When I was growing up, in segregated South Carolina, African-American role models in national life were few and far between. Later, when my fellow flight students and I, in training at the Naval Air Station in Meridian, Mississippi, clustered around a small television watching the Apollo 11 moon landing, little did I know that one of the key figures responsible for its success was an unassuming black woman from West Virginia: Katherine Johnson. Hidden Figuresis both an upcoming book and an upcoming movie about her incredible life, and, as the title suggests, Katherine worked behind the scenes but with incredible impact.
When Katherine began at NASA, she and her cohorts were known as “human computers,” and if you talk to her or read quotes from throughout her long career, you can see that precision, that humming mind, constantly at work. She is a human computer, indeed, but one with a quick wit, a quiet ambition, and a confidence in her talents that rose above her era and her surroundings.
“In math, you’re either right or you’re wrong,” she said. Her succinct words belie a deep curiosity about the world and dedication to her discipline, despite the prejudices of her time against both women and African-Americans. It was her duty to calculate orbital trajectories and flight times relative to the position of the moon—you know, simple things. In this day and age, when we increasingly rely on technology, it’s hard to believe that John Glenn himself tasked Katherine to double-check the results of the computer calculations before his historic orbital flight, the first by an American. The numbers of the human computer and the machine matched.
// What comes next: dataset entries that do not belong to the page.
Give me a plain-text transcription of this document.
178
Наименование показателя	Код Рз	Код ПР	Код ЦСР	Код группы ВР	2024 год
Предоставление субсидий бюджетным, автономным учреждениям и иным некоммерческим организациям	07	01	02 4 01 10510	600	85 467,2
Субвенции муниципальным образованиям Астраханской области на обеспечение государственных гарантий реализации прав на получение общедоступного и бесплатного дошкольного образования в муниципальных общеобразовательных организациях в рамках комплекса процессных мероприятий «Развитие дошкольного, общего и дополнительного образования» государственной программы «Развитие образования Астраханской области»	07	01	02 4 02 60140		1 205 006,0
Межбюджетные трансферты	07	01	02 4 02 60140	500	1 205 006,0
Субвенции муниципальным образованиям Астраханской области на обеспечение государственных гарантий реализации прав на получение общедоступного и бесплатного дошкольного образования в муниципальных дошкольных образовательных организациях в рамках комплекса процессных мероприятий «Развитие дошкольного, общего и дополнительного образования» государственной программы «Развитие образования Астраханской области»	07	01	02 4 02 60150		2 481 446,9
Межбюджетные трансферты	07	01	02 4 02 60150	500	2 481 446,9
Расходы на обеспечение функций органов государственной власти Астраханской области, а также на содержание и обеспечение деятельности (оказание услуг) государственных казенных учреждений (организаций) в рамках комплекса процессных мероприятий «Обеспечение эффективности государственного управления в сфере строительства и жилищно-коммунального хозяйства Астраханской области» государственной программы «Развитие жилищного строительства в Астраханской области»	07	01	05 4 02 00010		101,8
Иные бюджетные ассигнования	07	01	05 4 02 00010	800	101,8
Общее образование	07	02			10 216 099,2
With a slide rule and a pencil, Katherine advanced the cause of human rights and the frontier of human achievement at the same time. Having graduated from high school at 14 and college at 18 at a time when African-Americans often did not go beyond the eighth grade, she used her amazing facility with geometry to calculate Alan Shepard’s flight path and took the Apollo 11 crew to the moon to orbit it, land on it, and return safely to Earth.
I was so proud of Katherine as I sat with hundreds of other guests in the East Room of the White House and watched as she received the Presidential Medal of Freedom from President Obama last year. Katherine’s great mind and amazing talents advanced our freedoms at the most basic level—the freedom to pursue the biggest dreams we can possibly imagine and to step into any room in the country and take a seat at the table because our expertise and excellence deserve it. Katherine, now 97, took her seat without fanfare. As far as not being equal was concerned, she said, “I didn’t have time for that. My dad taught us ‘you are as good as anybody in this town, but you’re no better.’ ” I’d posit that Katherine was better—not only at math but also at applying her talents with the precision and beauty possible only in mathematics. She achieved the perfect parabola—casting herself to the stars and believing she could chart the journey home.